For Peter – who emigrated to Australia from Scotland in his 20s after falling in love with the country as a backpacker – the highlight of their journey was sailing up the River Clyde into the port in Largs, where his father taught him to sail.

‘That was a pretty epic moment’: arriving in Scotland in July 2022
Arriving in Scotland in July 2022 Photograph: supplied Peter Bernard

“I was expecting that my dad would come out in his boat and greet us,” Peter says. “The bit I wasn’t expecting was that my parents had organised for a bagpiper to be standing on the bow of my dad’s boat – so as we moored it up to them, the bagpiper struck up Scotland the Brave and then proceeded to serenade us all the way into the marina.

“That was a pretty epic moment. I don’t know that many other moments in my life will be as epic. Bear in mind, this is Scotland and by rights it should be pouring down with rain, but it wasn’t. It was beautiful sunshine and the heavens smiled and it was perfect.”

“The pandemic has made us change our plans,” Jennifer explains. “This is just a different chapter to our journey.

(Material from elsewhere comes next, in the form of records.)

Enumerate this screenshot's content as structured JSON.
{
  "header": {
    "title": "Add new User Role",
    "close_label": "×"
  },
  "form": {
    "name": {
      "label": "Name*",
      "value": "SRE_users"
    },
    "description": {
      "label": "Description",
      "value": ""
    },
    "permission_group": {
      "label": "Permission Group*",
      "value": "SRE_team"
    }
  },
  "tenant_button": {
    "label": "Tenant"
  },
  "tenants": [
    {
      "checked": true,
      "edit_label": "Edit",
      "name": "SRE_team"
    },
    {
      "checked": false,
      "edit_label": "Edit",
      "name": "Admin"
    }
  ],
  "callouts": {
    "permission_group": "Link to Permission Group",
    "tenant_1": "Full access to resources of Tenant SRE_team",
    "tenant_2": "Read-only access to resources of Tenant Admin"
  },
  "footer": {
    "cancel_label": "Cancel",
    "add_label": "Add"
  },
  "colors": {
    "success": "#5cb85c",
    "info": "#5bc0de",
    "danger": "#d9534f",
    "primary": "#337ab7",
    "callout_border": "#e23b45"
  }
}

And so we’re going to make the most of living in London and enjoying what this amazing city has to offer.

“We don’t know how long it’s going to be. We know it has to be a fair length of time because we really need to save up a lot more money, and it’s a chance to spend time with Peter’s family and friends.

“We do believe that we will finish our circumnavigation, but as they say, sailors’ plans are drawn in the sand at low tide.”